Wednesday, 29 August 2007

Safety fears over new register of all children

The headline is from The Times in the UK but the concerns apply everywhere that a 'database' is seen as solution to a communication problem.
ContactPoint was set up after the official report into the death of Victoria ClimbiĆ©. Lord Laming concluded that the eight-year-old’s murder could have been prevented had there been better communication between professionals.
Communication is not the same as broadcasting or publication. There is a sense of checks and balances between the participants in a communication. This is rarely apparent in stores of data offered to people on the basis of the role they undertake.
As Tom Fuller points out persons having a particular role are not necessarily to be trusted with the information. There will be inevitable bad eggs present in teaching; medical; legal; social work professions; and the police. Also leakage of information which should be private to the individual can occur from simple careless behaviour of otherwise trustworthy individuals. Sadly, assigning information access rights to a role (for example, head-teacher), does not prevent individual head-teachers delegating that responsibility to a temporary secretary which is probably not how the legislators or system designers saw the 'database' being acceptable.
In conventional communication, each request for information can trigger a question in the mind of the receiver about the possible use being made of the information provided. Ideally, technology solutions to the communication problems around public safety, health information and other privacy-loaded areas should not bypass these checks and balances. Given the risk of misuse of information by persons in a position of trust through their role, technology solutions should ensure that the minimum (necessary) information is released and that a clear trail of information release is maintained. If an authorised person enquires on such a database, they should expect to face enquiries themselves as to why and how the information was used. The kind of pattern analysis that detects potential credit card fraud should be applied to detect the abusers of the information systems.

Thursday, 9 August 2007

Health Information Privacy - When Rights Conflict

Tom Fuller writing in the respectable Blindside Blog presents a simple dilemma on the conflicting "rights" to have and to conceal information about a health issue.

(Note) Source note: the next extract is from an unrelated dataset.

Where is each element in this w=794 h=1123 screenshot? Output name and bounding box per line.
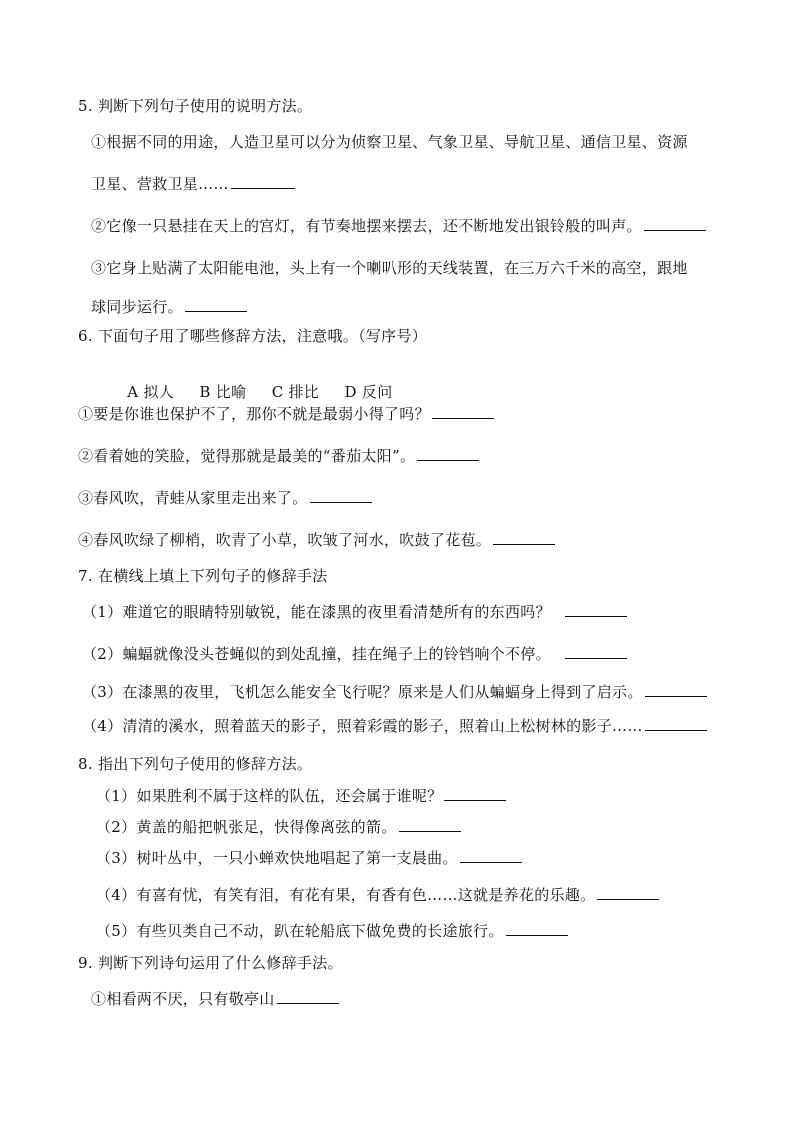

As part of your treatment you need genetic analysis of predisposition towards several disease pathways. You are frightened that exposure of the results will a) reveal your mixed race heritage and b) prejudice your employability, insurability and sociability. So you agree with your consultant to test under an alias. And your treatment proceeds and you get on with your life.

Unbeknownst to you (does Beyonce have an evil twin called UnBeyonce?), your consultant also treats your child/children from a previous relationship, and recognizes that your genetic results are relevant to them. Your consultant knows that you would refuse to release your information, but their continued good health is dependent on having this information available. Just for the sake of preserving the moral dilemma, getting the genetic information from the children is not adequate, sufficient or practical (they live now in a foreign country, or something like that).

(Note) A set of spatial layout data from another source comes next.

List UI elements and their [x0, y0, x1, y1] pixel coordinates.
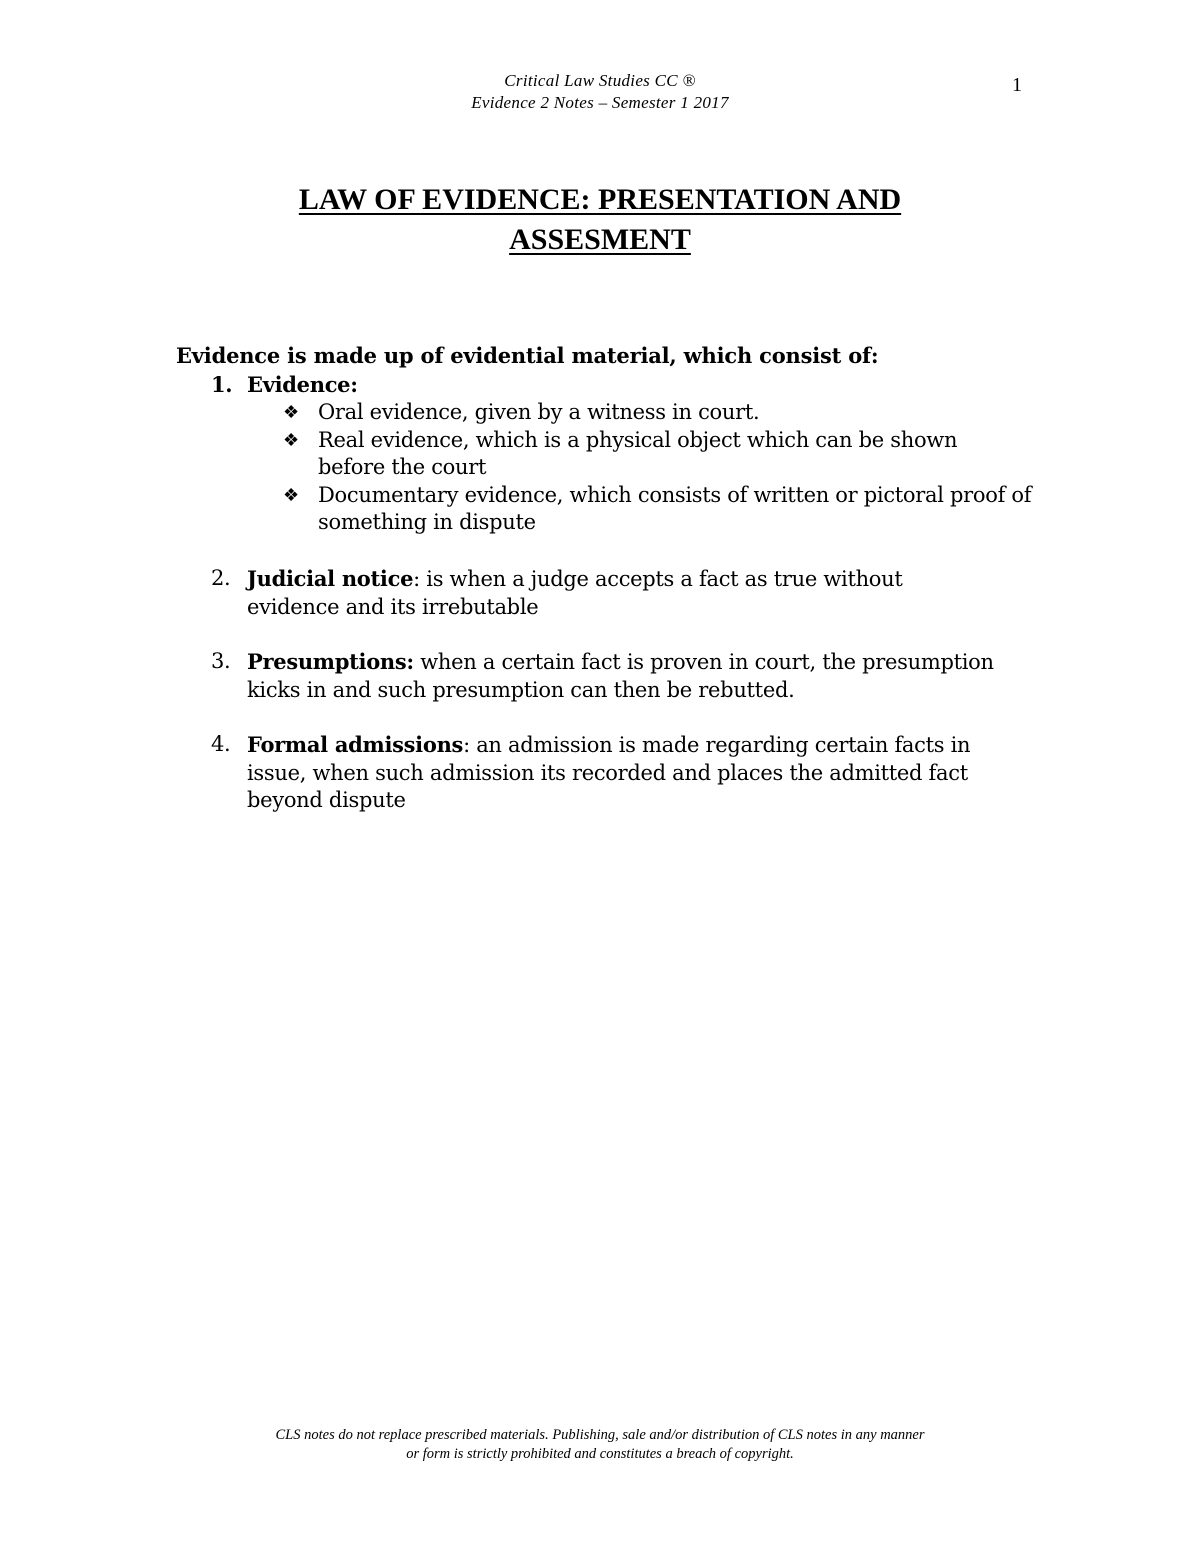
diamond-bullet-icon: ❖	[283, 429, 299, 451]
sub-bullet-text: Real evidence, which is a physical object which can be shown before the court	[318, 427, 958, 479]
sub-bullet-text: Oral evidence, given by a witness in court.	[318, 400, 760, 424]
sub-bullet-oral	[283, 399, 1043, 427]
list-item-formal-admissions	[211, 731, 1041, 815]
header-course: Evidence 2 Notes – Semester 1 2017	[471, 93, 729, 112]
header-company: Critical Law Studies CC ®	[504, 71, 696, 90]
list-item-presumptions	[211, 648, 1041, 704]
item-number: 2.	[211, 566, 231, 590]
diamond-bullet-icon: ❖	[283, 484, 299, 506]
diamond-bullet-icon: ❖	[283, 402, 299, 423]
title-line-1: LAW OF EVIDENCE: PRESENTATION AND	[298, 183, 902, 216]
list-item-judicial-notice	[211, 565, 1041, 621]
document-title	[200, 180, 1000, 260]
sub-bullet-real	[283, 427, 1043, 482]
copyright-footer	[0, 1426, 1200, 1464]
footer-line-1: CLS notes do not replace prescribed materials. Publishing, sale and/or distribution of CLS notes in any manner	[275, 1427, 925, 1443]
footer-line-2: or form is strictly prohibited and constitutes a breach of copyright.	[406, 1446, 794, 1462]
item-text: : is when a judge accepts a fact as true without evidence and its irrebutable	[247, 567, 903, 619]
item-term: Presumptions:	[247, 649, 414, 674]
item-text: : an admission is made regarding certain facts in issue, when such admission its recorded and places the admitted fact beyond dispute	[247, 733, 971, 812]
list-item-evidence	[211, 371, 1041, 400]
item-number: 3.	[211, 649, 231, 673]
sub-bullet-text: Documentary evidence, which consists of written or pictoral proof of something in dispute	[318, 482, 1032, 534]
title-line-2: ASSESMENT	[509, 223, 691, 256]
item-term: Evidence:	[247, 372, 358, 397]
intro-heading: Evidence is made up of evidential material, which consist of:	[176, 343, 879, 368]
item-text: when a certain fact is proven in court, the presumption kicks in and such presumption can then be rebutted.	[247, 650, 994, 702]
item-term: Formal admissions	[247, 732, 464, 757]
item-number: 4.	[211, 732, 231, 756]
sub-bullet-documentary	[283, 482, 1043, 537]
evidence-sub-list	[283, 399, 1043, 537]
item-term: Judicial notice	[247, 566, 414, 591]
page-number: 1	[1012, 74, 1022, 96]
item-number: 1.	[211, 372, 233, 397]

1. Is your right to control of information regarding your genetic history absolute?
2. Does your consultant have ethical responsibilities to act despite your desire for secrecy?
3. If sperm donors are required to disclose identity to their children, is a precedent established for requiring you to yield your genetic information?
4. Who should make the final decision?

With local health authorities taking a generous approach to information sharing citing "common good" but more likely for administrative convenience (see Patients' privacy could be compromised by health b...), the opportunity to consider cases like the one presented will be swept aside.

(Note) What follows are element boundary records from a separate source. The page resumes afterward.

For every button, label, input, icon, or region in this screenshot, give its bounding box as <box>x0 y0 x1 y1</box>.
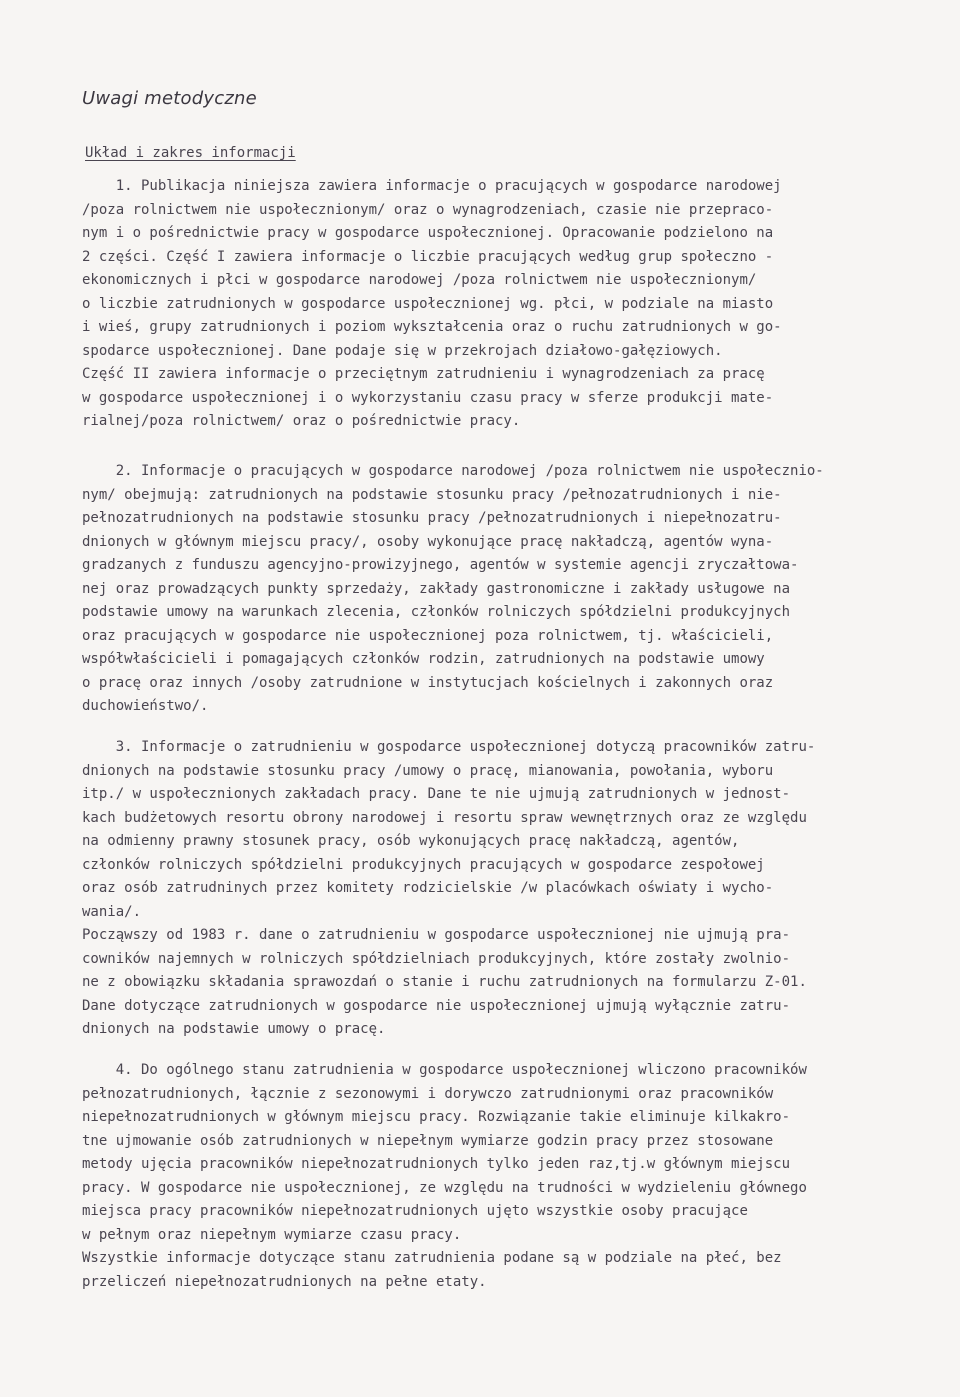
page-title: Uwagi metodyczne <box>82 88 257 109</box>
text-line: członków rolniczych spółdzielni produkcyjnych pracujących w gospodarce zespołowej <box>82 856 765 873</box>
text-line: cowników najemnych w rolniczych spółdzielniach produkcyjnych, które zostały zwolnio- <box>82 950 791 967</box>
text-line: w pełnym oraz niepełnym wymiarze czasu pracy. <box>82 1226 462 1243</box>
text-line: na odmienny prawny stosunek pracy, osób wykonujących pracę nakładczą, agentów, <box>82 833 740 849</box>
text-line: dnionych w głównym miejscu pracy/, osoby wykonujące pracę nakładczą, agentów wyna- <box>82 533 774 550</box>
text-line: dnionych na podstawie stosunku pracy /umowy o pracę, mianowania, powołania, wyboru <box>82 762 774 779</box>
paragraph-2 <box>82 460 894 719</box>
text-line: duchowieństwo/. <box>82 698 209 714</box>
paragraph-1 <box>82 175 894 434</box>
text-line: dnionych na podstawie umowy o pracę. <box>82 1021 386 1037</box>
text-line: nym i o pośrednictwie pracy w gospodarce uspołecznionej. Opracowanie podzielono na <box>82 225 774 241</box>
text-line: spodarce uspołecznionej. Dane podaje się w przekrojach działowo-gałęziowych. <box>82 342 723 359</box>
text-line: o pracę oraz innych /osoby zatrudnione w instytucjach kościelnych i zakonnych oraz <box>82 674 774 691</box>
text-line: nej oraz prowadzących punkty sprzedaży, zakłady gastronomiczne i zakłady usługowe na <box>82 580 791 597</box>
text-line: ne z obowiązku składania sprawozdań o stanie i ruchu zatrudnionych na formularzu Z-01. <box>82 974 807 990</box>
text-line: Część II zawiera informacje o przeciętnym zatrudnieniu i wynagrodzeniach za pracę <box>82 366 765 382</box>
text-line: 2. Informacje o pracujących w gospodarce narodowej /poza rolnictwem nie uspołecznio- <box>82 463 824 479</box>
text-line: pracy. W gospodarce nie uspołecznionej, ze względu na trudności w wydzieleniu głównego <box>82 1179 807 1196</box>
text-line: 4. Do ogólnego stanu zatrudnienia w gospodarce uspołecznionej wliczono pracowników <box>82 1062 807 1078</box>
text-line: niepełnozatrudnionych w głównym miejscu pracy. Rozwiązanie takie eliminuje kilkakro- <box>82 1109 791 1125</box>
text-line: /poza rolnictwem nie uspołecznionym/ oraz o wynagrodzeniach, czasie nie przepraco- <box>82 201 774 218</box>
text-line: kach budżetowych resortu obrony narodowej i resortu spraw wewnętrznych oraz ze względu <box>82 809 807 826</box>
text-line: miejsca pracy pracowników niepełnozatrudnionych ujęto wszystkie osoby pracujące <box>82 1203 748 1219</box>
text-line: i wieś, grupy zatrudnionych i poziom wykształcenia oraz o ruchu zatrudnionych w go- <box>82 319 782 335</box>
text-line: 3. Informacje o zatrudnieniu w gospodarce uspołecznionej dotyczą pracowników zatru- <box>82 739 816 755</box>
text-line: Wszystkie informacje dotyczące stanu zatrudnienia podane są w podziale na płeć, bez <box>82 1250 782 1266</box>
text-line: w gospodarce uspołecznionej i o wykorzystaniu czasu pracy w sferze produkcji mate- <box>82 389 774 406</box>
text-line: podstawie umowy na warunkach zlecenia, członków rolniczych spółdzielni produkcyjnych <box>82 604 791 620</box>
paragraph-4 <box>82 1059 894 1294</box>
text-line: tne ujmowanie osób zatrudnionych w niepełnym wymiarze godzin pracy przez stosowane <box>82 1132 774 1149</box>
text-line: metody ujęcia pracowników niepełnozatrudnionych tylko jeden raz,tj.w głównym miejscu <box>82 1156 791 1172</box>
text-line: 2 części. Część I zawiera informacje o liczbie pracujących według grup społeczno - <box>82 248 774 265</box>
text-line: itp./ w uspołecznionych zakładach pracy. Dane te nie ujmują zatrudnionych w jednost- <box>82 786 791 802</box>
section-heading: Układ i zakres informacji <box>85 145 296 161</box>
text-line: ekonomicznych i płci w gospodarce narodowej /poza rolnictwem nie uspołecznionym/ <box>82 272 757 288</box>
text-line: oraz pracujących w gospodarce nie uspołecznionej poza rolnictwem, tj. właścicieli, <box>82 627 774 644</box>
text-line: nym/ obejmują: zatrudnionych na podstawie stosunku pracy /pełnozatrudnionych i nie- <box>82 486 782 503</box>
text-line: wania/. <box>82 903 142 920</box>
text-line: pełnozatrudnionych na podstawie stosunku pracy /pełnozatrudnionych i niepełnozatru- <box>82 510 782 526</box>
text-line: o liczbie zatrudnionych w gospodarce uspołecznionej wg. płci, w podziale na miasto <box>82 295 774 312</box>
text-line: 1. Publikacja niniejsza zawiera informacje o pracujących w gospodarce narodowej <box>82 178 782 194</box>
paragraph-3 <box>82 736 894 1042</box>
text-line: Począwszy od 1983 r. dane o zatrudnieniu w gospodarce uspołecznionej nie ujmują pra- <box>82 927 791 943</box>
text-line: rialnej/poza rolnictwem/ oraz o pośrednictwie pracy. <box>82 413 521 429</box>
text-line: pełnozatrudnionych, łącznie z sezonowymi i dorywczo zatrudnionymi oraz pracowników <box>82 1085 774 1102</box>
text-line: oraz osób zatrudninych przez komitety rodzicielskie /w placówkach oświaty i wycho- <box>82 880 774 896</box>
text-line: współwłaścicieli i pomagających członków rodzin, zatrudnionych na podstawie umowy <box>82 651 765 667</box>
text-line: gradzanych z funduszu agencyjno-prowizyjnego, agentów w systemie agencji zryczałtowa- <box>82 557 799 573</box>
text-line: Dane dotyczące zatrudnionych w gospodarce nie uspołecznionej ujmują wyłącznie zatru- <box>82 997 791 1014</box>
text-line: przeliczeń niepełnozatrudnionych na pełne etaty. <box>82 1273 487 1290</box>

My view ... 1. Yes ; 2. No, not outside the individual patient - carer relationship ; 3. Probably, in a legal sense. This is a bad thing! Genetic information is probably the ultimate in "identity" information; 4. The patient fully informed by consultant.

Friday, 3 August 2007

Visualisation of Boring Statistics

Jon Udell has been working on making public data more accessible. His interesting example of local crime statistics brought to mind an early example of crime hotspot mapping here in New Zealand ... apparently police stations are the source of crime. Jon even showed that crime moves with the police stations ! He is "thinking about ways to meld Python and Excel together more closely" You might like to try OpenOffice which supports Python directly. Unfortunately the current charting model still lets OpenOffice down.